Catherine – thanks for this. One of the calculated decisions I took about the Social Council work was not to run it through the leadership team format, but to go with the idea of a Social Canteen and its pre-existing common interest group the Social Cafe. One of the anticipated consequences was that my senior team wouldn’t be as sighted or informed about what was developing and that this would both help and hinder – but mainly help in that a message would go out that this is not controlled by “the management”. However, a little knowledge may well prove to be a dangerous thing, so I have now recognised that not leading is not the same as not knowing – and they do need to have more information and to get involved.
Thanks for sharing this Catherine, it’s so helpful to hear about what is being tried out, and honesty about progress so far.

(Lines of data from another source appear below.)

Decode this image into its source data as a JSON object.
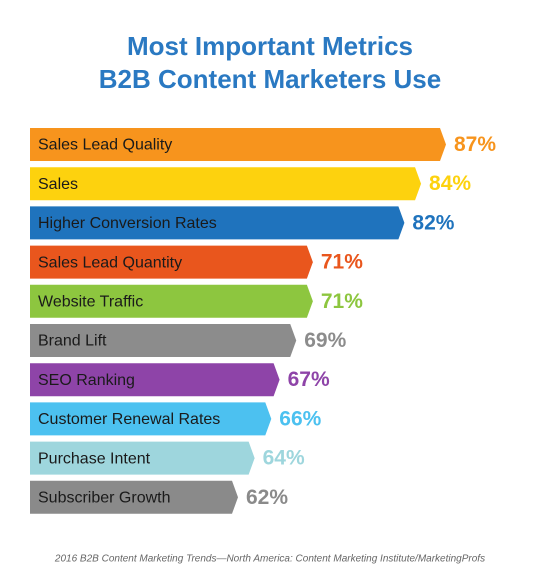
{
  "chart_data": {
    "type": "bar",
    "orientation": "horizontal",
    "title": [
      "Most Important Metrics",
      "B2B Content Marketers Use"
    ],
    "categories": [
      "Sales Lead Quality",
      "Sales",
      "Higher Conversion Rates",
      "Sales Lead Quantity",
      "Website Traffic",
      "Brand Lift",
      "SEO Ranking",
      "Customer Renewal Rates",
      "Purchase Intent",
      "Subscriber Growth"
    ],
    "values": [
      87,
      84,
      82,
      71,
      71,
      69,
      67,
      66,
      64,
      62
    ],
    "value_labels": [
      "87%",
      "84%",
      "82%",
      "71%",
      "71%",
      "69%",
      "67%",
      "66%",
      "64%",
      "62%"
    ],
    "colors": [
      "#f7941d",
      "#fdd20e",
      "#1f73bd",
      "#e9561d",
      "#8dc63f",
      "#8c8c8c",
      "#8e44a8",
      "#4cc1f0",
      "#9ed6dd",
      "#8a8a8a"
    ],
    "xlim": [
      37,
      87
    ],
    "source": "2016 B2B Content Marketing Trends—North America: Content Marketing Institute/MarketingProfs"
  }
}
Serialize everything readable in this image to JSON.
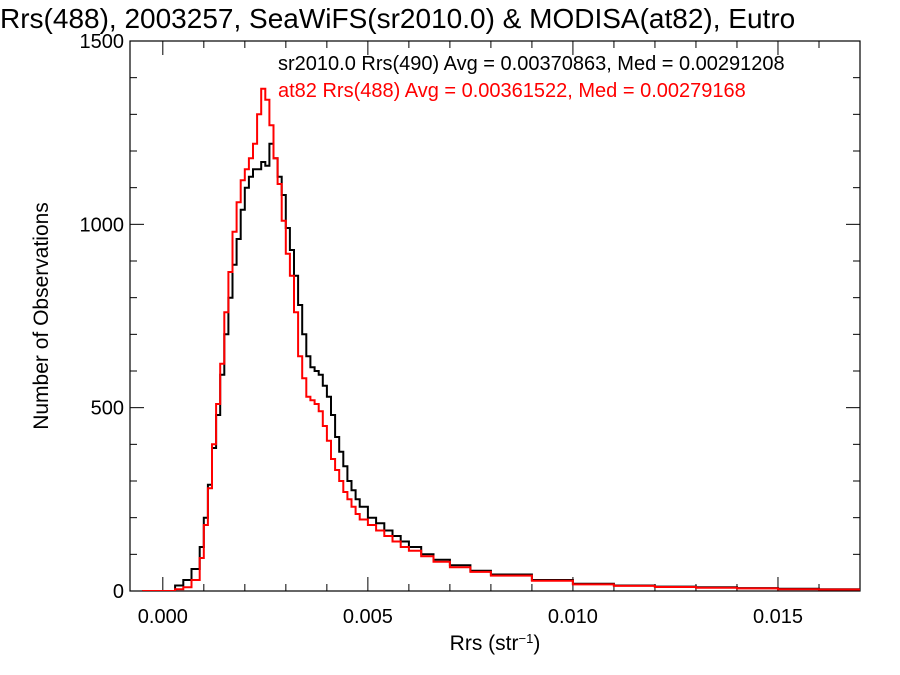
{
  "chart_data": {
    "type": "line",
    "step": true,
    "title": "Rrs(488), 2003257, SeaWiFS(sr2010.0) & MODISA(at82), Eutro",
    "xlabel": "Rrs (str",
    "xlabel_sup": "−1",
    "xlabel_tail": ")",
    "ylabel": "Number of Observations",
    "xlim": [
      -0.0008,
      0.017
    ],
    "ylim": [
      0,
      1500
    ],
    "xticks": [
      0.0,
      0.005,
      0.01,
      0.015
    ],
    "xtick_labels": [
      "0.000",
      "0.005",
      "0.010",
      "0.015"
    ],
    "yticks": [
      0,
      500,
      1000,
      1500
    ],
    "ytick_labels": [
      "0",
      "500",
      "1000",
      "1500"
    ],
    "grid": false,
    "legend_position": "top-right",
    "series": [
      {
        "name": "sr2010.0 Rrs(490) Avg = 0.00370863, Med = 0.00291208",
        "color": "#000000",
        "x": [
          -0.0005,
          0.0,
          0.0003,
          0.0005,
          0.0007,
          0.0009,
          0.001,
          0.0011,
          0.0012,
          0.0013,
          0.0014,
          0.0015,
          0.0016,
          0.0017,
          0.0018,
          0.0019,
          0.002,
          0.0021,
          0.0022,
          0.0023,
          0.0024,
          0.0025,
          0.0026,
          0.0027,
          0.0028,
          0.0029,
          0.003,
          0.0031,
          0.0032,
          0.0033,
          0.0034,
          0.0035,
          0.0036,
          0.0037,
          0.0038,
          0.0039,
          0.004,
          0.0041,
          0.0042,
          0.0043,
          0.0044,
          0.0045,
          0.0046,
          0.0047,
          0.0048,
          0.005,
          0.0052,
          0.0054,
          0.0056,
          0.0058,
          0.006,
          0.0063,
          0.0066,
          0.007,
          0.0075,
          0.008,
          0.009,
          0.01,
          0.011,
          0.012,
          0.013,
          0.014,
          0.015,
          0.016,
          0.017
        ],
        "y": [
          0,
          0,
          15,
          30,
          60,
          120,
          200,
          290,
          390,
          480,
          590,
          700,
          800,
          890,
          960,
          1040,
          1100,
          1130,
          1150,
          1150,
          1170,
          1160,
          1220,
          1180,
          1130,
          1080,
          990,
          930,
          860,
          780,
          700,
          640,
          610,
          600,
          590,
          560,
          530,
          480,
          420,
          380,
          340,
          300,
          275,
          250,
          230,
          200,
          185,
          165,
          150,
          135,
          120,
          100,
          85,
          70,
          55,
          45,
          30,
          20,
          15,
          12,
          10,
          8,
          6,
          5,
          4
        ]
      },
      {
        "name": "at82 Rrs(488) Avg = 0.00361522, Med = 0.00279168",
        "color": "#ff0000",
        "x": [
          -0.0005,
          0.0,
          0.0003,
          0.0005,
          0.0007,
          0.0009,
          0.001,
          0.0011,
          0.0012,
          0.0013,
          0.0014,
          0.0015,
          0.0016,
          0.0017,
          0.0018,
          0.0019,
          0.002,
          0.0021,
          0.0022,
          0.0023,
          0.0024,
          0.0025,
          0.0026,
          0.0027,
          0.0028,
          0.0029,
          0.003,
          0.0031,
          0.0032,
          0.0033,
          0.0034,
          0.0035,
          0.0036,
          0.0037,
          0.0038,
          0.0039,
          0.004,
          0.0041,
          0.0042,
          0.0043,
          0.0044,
          0.0045,
          0.0046,
          0.0047,
          0.0048,
          0.005,
          0.0052,
          0.0054,
          0.0056,
          0.0058,
          0.006,
          0.0063,
          0.0066,
          0.007,
          0.0075,
          0.008,
          0.009,
          0.01,
          0.011,
          0.012,
          0.013,
          0.014,
          0.015,
          0.016,
          0.017
        ],
        "y": [
          0,
          0,
          5,
          10,
          30,
          90,
          180,
          280,
          400,
          510,
          620,
          760,
          870,
          980,
          1060,
          1120,
          1150,
          1180,
          1220,
          1300,
          1370,
          1340,
          1270,
          1180,
          1110,
          1010,
          920,
          860,
          760,
          640,
          580,
          530,
          520,
          510,
          490,
          450,
          410,
          360,
          330,
          300,
          270,
          250,
          230,
          210,
          195,
          180,
          165,
          150,
          135,
          120,
          110,
          95,
          80,
          65,
          52,
          42,
          28,
          18,
          14,
          11,
          9,
          7,
          5,
          4,
          3
        ]
      }
    ]
  }
}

We’re so accustomed to hearing ‘case studies’ which I think are often dressed up to reflect mainly success (just as ‘good practice’ or ‘best practice’ is). To have an insight in to the bumpy process of something being developed in local government as it is tested and refined feels quite unusual and is most inspiring.
Mark’s comment above intrigued me. It sounds to me as though there is some fantastic leadership at play in this work. Leading, in my opinion, isn’t the same as controlling or managing something, and I think having knowledge about what is happening and being open to hearing what people think and feel about it demonstrates great leadership. I’d suggest tha you don’t need (and perhaps shouldn’t have) a Leadership Team (aka a place where a privileged few have access to and share information and ideas and make decisions without inolving others?) to lead. (I am part of a ‘Team Leaders’ group in my organisation!)
Well, no one’s ever accused me of having a plan – I love the organic approach (albeit underpinned by strong values and a clear purpose). As for not having a leadership team? I think everyone needs somewhere where to cry in private and amongst friends?